As would finding a fossilized opabinia, or one of the cannons the Martians used to launch their cylinders to Earth back in 1898.
Stefan
Maybe it would help to define the trailing edge first:
* Stories about interstellar empires that look and smell like the British or Roman empires.
* Yet another Civil War alternate history story.
* Any SF future which doesn't fully take into account scientific fact and technical innovation.
* . . . and other SF that seems more like comfort food than brain food.
Whether a piece of fiction is "cutting edge" or not doesn't determine whether it's well written or entertaining.
I've read plenty of really well written comfort food SF, and plenty of cutting edge stuff that just did nothing for me.
Stefan
Not being picky about spelling; there's an SF author Stirling who writes very different stuff.
Suggestion: Start with bruces' short fiction. There are a couple of collections out there.

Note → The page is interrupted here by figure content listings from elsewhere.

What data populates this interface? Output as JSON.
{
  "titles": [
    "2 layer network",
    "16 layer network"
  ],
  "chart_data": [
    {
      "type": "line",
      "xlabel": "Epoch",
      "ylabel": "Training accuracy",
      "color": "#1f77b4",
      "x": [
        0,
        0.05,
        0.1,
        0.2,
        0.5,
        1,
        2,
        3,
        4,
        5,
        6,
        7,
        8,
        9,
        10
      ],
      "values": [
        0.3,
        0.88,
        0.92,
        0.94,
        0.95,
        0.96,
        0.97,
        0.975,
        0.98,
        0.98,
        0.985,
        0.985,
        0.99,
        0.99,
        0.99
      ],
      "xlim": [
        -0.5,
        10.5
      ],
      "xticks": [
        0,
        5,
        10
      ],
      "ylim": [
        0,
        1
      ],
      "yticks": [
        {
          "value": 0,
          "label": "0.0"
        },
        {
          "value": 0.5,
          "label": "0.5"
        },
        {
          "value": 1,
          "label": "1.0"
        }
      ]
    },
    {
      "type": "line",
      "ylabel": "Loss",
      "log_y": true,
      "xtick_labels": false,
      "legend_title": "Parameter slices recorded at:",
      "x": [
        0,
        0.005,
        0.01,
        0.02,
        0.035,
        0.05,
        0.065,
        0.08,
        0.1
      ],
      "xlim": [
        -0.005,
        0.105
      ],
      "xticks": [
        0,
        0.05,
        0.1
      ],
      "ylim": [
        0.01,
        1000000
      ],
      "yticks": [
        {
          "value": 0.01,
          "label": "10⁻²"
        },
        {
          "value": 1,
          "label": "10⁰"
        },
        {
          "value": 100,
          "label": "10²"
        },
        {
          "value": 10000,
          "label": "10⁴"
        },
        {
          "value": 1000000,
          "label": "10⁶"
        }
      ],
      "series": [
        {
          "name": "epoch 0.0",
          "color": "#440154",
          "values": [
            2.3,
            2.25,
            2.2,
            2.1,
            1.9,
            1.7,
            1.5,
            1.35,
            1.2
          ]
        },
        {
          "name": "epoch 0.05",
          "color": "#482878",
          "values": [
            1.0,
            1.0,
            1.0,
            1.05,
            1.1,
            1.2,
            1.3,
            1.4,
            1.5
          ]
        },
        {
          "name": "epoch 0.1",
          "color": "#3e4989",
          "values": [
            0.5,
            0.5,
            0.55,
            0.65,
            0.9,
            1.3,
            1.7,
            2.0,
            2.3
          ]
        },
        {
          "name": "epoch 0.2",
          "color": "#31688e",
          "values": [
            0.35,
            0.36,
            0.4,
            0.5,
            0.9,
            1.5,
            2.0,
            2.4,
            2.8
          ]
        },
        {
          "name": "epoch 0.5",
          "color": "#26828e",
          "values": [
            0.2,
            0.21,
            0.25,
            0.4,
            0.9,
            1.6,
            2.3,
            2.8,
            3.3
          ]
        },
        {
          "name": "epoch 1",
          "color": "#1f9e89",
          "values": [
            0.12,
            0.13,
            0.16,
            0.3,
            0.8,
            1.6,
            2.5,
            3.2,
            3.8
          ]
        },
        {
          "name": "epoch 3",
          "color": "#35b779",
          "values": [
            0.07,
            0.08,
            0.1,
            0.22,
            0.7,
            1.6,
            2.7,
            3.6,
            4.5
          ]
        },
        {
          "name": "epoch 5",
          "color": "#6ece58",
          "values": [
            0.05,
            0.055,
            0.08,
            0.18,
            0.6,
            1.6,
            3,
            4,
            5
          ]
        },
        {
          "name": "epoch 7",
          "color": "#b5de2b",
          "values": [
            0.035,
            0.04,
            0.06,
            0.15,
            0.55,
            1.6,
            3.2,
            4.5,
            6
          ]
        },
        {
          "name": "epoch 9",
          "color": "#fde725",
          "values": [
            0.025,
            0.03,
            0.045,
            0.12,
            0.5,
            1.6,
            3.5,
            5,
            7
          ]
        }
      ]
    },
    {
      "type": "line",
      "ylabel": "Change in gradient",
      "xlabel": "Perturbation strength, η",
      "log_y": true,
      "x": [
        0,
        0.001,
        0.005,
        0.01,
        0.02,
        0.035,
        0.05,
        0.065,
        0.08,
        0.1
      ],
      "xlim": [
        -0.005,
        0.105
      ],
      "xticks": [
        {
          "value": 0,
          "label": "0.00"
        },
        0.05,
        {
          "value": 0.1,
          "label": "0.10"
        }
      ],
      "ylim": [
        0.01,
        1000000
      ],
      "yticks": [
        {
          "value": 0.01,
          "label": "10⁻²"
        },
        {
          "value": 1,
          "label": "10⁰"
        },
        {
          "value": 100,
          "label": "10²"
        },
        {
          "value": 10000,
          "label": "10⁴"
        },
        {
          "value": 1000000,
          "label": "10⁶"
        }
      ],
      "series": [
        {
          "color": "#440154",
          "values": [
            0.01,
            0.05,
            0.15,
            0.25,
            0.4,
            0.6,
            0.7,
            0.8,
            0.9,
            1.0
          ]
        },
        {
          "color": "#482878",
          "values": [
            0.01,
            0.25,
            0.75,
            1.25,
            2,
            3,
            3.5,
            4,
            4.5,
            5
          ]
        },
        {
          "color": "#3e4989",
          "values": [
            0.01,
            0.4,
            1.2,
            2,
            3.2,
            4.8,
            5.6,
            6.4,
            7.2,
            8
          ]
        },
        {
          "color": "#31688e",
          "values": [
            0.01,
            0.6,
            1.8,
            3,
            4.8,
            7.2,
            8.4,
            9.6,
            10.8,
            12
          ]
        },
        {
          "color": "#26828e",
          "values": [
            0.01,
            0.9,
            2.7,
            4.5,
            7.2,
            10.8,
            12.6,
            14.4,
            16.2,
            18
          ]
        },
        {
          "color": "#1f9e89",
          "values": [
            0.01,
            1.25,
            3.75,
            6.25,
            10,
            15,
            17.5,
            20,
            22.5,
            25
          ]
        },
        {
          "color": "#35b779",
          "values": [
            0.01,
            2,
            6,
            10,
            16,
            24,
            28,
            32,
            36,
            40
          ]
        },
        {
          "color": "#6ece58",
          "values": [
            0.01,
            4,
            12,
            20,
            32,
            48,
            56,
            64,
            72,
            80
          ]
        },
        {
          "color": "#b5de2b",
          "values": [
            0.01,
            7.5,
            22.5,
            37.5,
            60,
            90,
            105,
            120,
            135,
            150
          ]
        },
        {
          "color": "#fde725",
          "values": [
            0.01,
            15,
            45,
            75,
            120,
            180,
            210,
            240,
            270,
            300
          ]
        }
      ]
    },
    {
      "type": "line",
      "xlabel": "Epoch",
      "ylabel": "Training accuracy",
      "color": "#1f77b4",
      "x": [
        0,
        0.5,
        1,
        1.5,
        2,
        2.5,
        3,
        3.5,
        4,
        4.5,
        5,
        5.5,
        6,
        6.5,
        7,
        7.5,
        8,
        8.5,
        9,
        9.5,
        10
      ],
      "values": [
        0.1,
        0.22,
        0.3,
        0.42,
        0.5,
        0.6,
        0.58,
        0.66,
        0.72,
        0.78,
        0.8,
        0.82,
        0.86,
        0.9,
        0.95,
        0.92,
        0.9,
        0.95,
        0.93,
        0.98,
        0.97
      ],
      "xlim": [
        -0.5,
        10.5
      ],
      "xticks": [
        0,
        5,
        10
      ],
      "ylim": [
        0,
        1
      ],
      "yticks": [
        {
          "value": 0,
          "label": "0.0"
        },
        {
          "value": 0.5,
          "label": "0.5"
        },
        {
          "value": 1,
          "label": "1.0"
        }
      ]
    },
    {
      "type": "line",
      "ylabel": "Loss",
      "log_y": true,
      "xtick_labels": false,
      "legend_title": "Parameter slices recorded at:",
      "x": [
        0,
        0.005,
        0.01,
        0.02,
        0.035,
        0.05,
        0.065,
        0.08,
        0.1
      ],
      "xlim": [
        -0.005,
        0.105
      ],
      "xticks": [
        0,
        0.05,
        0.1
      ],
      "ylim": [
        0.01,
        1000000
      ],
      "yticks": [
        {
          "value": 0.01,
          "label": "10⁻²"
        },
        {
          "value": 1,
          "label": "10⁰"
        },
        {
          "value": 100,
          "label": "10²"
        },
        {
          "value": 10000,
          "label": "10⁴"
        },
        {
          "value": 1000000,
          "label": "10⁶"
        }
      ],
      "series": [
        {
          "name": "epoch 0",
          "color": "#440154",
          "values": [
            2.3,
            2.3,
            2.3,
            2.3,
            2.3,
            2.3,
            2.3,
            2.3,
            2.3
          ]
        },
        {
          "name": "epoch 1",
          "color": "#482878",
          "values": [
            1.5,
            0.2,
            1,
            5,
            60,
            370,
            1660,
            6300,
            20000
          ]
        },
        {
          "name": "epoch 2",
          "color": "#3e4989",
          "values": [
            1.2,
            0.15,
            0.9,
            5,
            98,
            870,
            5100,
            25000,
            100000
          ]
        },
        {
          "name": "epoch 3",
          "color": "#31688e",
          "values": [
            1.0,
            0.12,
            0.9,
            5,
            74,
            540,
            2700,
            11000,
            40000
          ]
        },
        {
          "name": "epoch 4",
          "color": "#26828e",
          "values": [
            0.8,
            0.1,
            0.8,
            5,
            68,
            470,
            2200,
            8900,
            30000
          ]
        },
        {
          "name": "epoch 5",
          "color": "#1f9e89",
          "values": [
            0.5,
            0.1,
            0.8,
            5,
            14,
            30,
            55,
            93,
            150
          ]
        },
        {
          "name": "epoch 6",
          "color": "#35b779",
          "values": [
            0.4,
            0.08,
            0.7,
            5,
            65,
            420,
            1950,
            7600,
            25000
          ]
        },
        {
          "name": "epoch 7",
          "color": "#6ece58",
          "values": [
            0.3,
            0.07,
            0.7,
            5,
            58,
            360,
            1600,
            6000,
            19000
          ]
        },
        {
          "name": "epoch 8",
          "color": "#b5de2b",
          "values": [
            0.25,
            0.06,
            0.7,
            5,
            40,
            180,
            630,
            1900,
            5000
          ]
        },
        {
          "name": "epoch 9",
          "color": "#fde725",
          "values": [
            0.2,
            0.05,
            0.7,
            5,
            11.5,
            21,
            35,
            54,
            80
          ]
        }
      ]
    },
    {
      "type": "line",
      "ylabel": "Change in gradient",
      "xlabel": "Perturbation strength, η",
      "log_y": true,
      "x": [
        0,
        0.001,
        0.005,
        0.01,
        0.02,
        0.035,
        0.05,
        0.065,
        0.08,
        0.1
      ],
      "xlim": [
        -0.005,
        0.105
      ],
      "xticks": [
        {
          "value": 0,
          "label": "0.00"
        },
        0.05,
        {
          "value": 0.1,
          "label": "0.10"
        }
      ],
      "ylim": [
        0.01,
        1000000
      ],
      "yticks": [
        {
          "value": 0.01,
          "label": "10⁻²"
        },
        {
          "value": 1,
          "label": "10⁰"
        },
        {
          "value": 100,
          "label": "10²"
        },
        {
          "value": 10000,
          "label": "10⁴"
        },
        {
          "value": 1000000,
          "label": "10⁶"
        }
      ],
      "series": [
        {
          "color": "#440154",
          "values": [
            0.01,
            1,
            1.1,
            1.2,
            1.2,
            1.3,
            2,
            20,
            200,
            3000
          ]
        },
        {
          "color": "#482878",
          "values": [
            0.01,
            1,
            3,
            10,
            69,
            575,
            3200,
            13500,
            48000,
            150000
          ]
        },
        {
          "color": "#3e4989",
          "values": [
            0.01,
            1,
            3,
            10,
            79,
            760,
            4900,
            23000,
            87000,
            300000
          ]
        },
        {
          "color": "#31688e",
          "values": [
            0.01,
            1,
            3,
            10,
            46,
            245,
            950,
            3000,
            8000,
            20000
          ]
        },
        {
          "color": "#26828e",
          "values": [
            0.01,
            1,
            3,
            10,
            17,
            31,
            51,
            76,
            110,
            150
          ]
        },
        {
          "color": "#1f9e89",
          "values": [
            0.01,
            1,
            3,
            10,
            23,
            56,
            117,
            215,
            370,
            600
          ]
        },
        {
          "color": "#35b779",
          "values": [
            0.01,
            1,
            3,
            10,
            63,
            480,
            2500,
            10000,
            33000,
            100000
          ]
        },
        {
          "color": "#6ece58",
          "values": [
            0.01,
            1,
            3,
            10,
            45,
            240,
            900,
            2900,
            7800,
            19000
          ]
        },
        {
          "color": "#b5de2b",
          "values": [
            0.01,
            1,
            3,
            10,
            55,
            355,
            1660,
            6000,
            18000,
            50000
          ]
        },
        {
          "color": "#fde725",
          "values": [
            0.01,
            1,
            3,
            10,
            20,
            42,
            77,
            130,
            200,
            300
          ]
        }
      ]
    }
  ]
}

Globalhead is uneven, but the good stuff ("Our Neural Chernobyl", "The Shores of Bohemia") is really, really good.
A Good Old Fashioned Future has more consistently good stories, including a doozy ("Maneki Neko") about a network-enabled gift economy.
Stefan
Oooh, The Culture is a perfect example of what I was writing about.
I really need to get caught up on Banks's stuff.
Stefan
From what I have read, Sterling doesn't want anything to do with Hollywood, so don't fret too much.
Don't judge Sterling just by The Difference Engine. Check out some of his short stories:
"Our Neural Chernobyl" is a hilarious what-iffer about a gene-hacked virus that raises the intelligence of North America's mammals.
"The Shores of Bohemia" at first looks like something set in an alternate history rennaisance city state . . . then perhaps a post-holocaust story. What's really going on is just frigging awesome.